Los libros son cosas
Los libros son cosas
Los libros...¡Ah, superar al lector adolescente que me habita, aprender a leer pocos libros y pocos párrafos con la suficiente profundidad, dejar de devorar páginas como una bulímica! Casarme con un par de ellos, en vez de ir de flor en flor, y conocerlos bíblicamente, recordar pasajes enteros, olerlos para siempre con la pituitaria del recuerdo. Conocer a sus personajes como no me conozco a mí misma, ser capaz de describir su cara con los ojos cerrados. Tres camisetas, tres bragas, tres pares de calcetines, un cepillo de dientes... y tres libros.

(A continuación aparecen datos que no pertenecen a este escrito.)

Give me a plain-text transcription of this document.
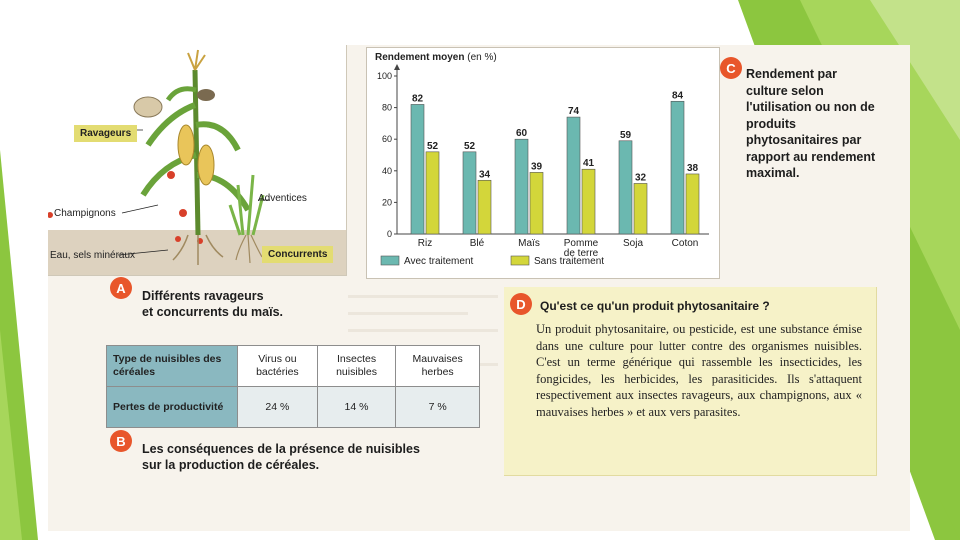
Ravageurs
Champignons
Adventices
Eau, sels minéraux	Concurrents
A
Différents ravageurs
et concurrents du maïs.
Rendement moyen (en %)
0
20
40
60
80
100
82
52
Riz
52
34
Blé
60
39
Maïs
74
41
Pomme
de terre
59
32
Soja
84
38
Coton
Avec traitement	Sans traitement
C Rendement par culture selon l'utilisation ou non de produits phytosanitaires par rapport au rendement maximal.
Type de nuisibles des céréales	Virus ou bactéries	Insectes nuisibles	Mauvaises herbes
Pertes de productivité	24 %	14 %	7 %
B
Les conséquences de la présence de nuisibles
sur la production de céréales.
D	Qu'est ce qu'un produit phytosanitaire ?
Un produit phytosanitaire, ou pesticide, est une substance émise dans une culture pour lutter contre des organismes nuisibles. C'est un terme générique qui rassemble les insecticides, les fongicides, les herbicides, les parasiticides. Ils s'attaquent respectivement aux insectes ravageurs, aux champignons, aux « mauvaises herbes » et aux vers parasites.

Mmm, ¿meto tres imperecederos, pongamos La Odisea, El perseguidor y otros relatos, de Cortázar, y alguno de los libros gordos de Nabokov? ¿Cuelo de estraperlo El gozo de escribir, de Natalie Golberg, la Filosofía en los días críticos de Chantal Maillard? ¿O me dejo de altares, y rescato tres tomazos todavía intactos, con los que mataré las horas de espera tensa en el pabellón deportivo, después del terremoto? ¿El cuaderno gris de Pla? ¿Relatos de lo inesperado, de Roald Dahl? ¿La novela luminosa de Mario Levrero? Repaso mis estanterías y me digo “qué más da” porque mis libros, los libros...


Los libros son cosas
Los libros son cosas
Los libros son cosas. Y, entonces, ¿a santo de qué esta melancolía con la que despedí este fin de semana a la caja de pobres libros que dejé en mi habitación de Estepona? ¿Por qué esta pena repentina de madre que abandona a su retoño en un internado? Esos libros chocantes que hablan de lo que fui o dejé de ser en el pasado. La Divina Comedia, Goethe, ¿en qué demonios estaba yo pensando, allá por mis veinte años? ¿Por qué no hubo un alma caritativa que me zurrara, me hiciera beber litros de vermú y me pagara un boy? Nietzsche, por el amor de dios, cómo se deja impresionar el alma imberbe, con un par de frases fogosas y un profesor de filosofía calzado con zapatillas de deporte. Las Tragedias de Eurípides, de cuando yo tenía el pelo rizado e incontrolable como Antígona, quería vivir en una cala de Corfú a base de queso feta y aceitunas, y sabía que la aurora tiene dedos de color rosa. Ionesco, con la grima que me dan a mí los absurdos profesionales que se toman en serio a sí mismos y a su labor redentora para con las artes y las costumbres. El bosque de la noche, de Djuna Barnes, ¿cuántas veces lo habré abierto y cuántas veces me habré dicho “estoooo”, y lo habré vuelto a cerrar? A Henry Miller y a Anaïs Nin sí que los leí, entre deslumbrada y perpleja, a veces no entendiendo ni papa, a veces sabiendo demasiado, sonriendo como una beata, o dando arcadas ante la cháchara de vitalismo pretencioso, la ostentación crápula de uno, y la cursilería de la otra. Abrí sus libros como si fueran manuales teóricos de la pasión, aspirando a desnudarme con sus desnudeces, y a oler la noche urbana mientras leía en mi solitaria guarida sin puertas de Jimena.


Los libros son cosas.
Los libros son cosas.
Todos los libros que ahora destierro, y los que se preocupan ahora en las estanterías, como empleados públicos, temiendo que los próximos sean ellos, con cosas que me leen, igual que yo a ellos, que me interpretan y descifran lo que un día quise ser o quise creer que era. Cosas de las que puedo prescindir, ahora que empiezo a cuestionarme mi matrimonio con las cosas, pero a las que no puedo despedir sin un homenaje.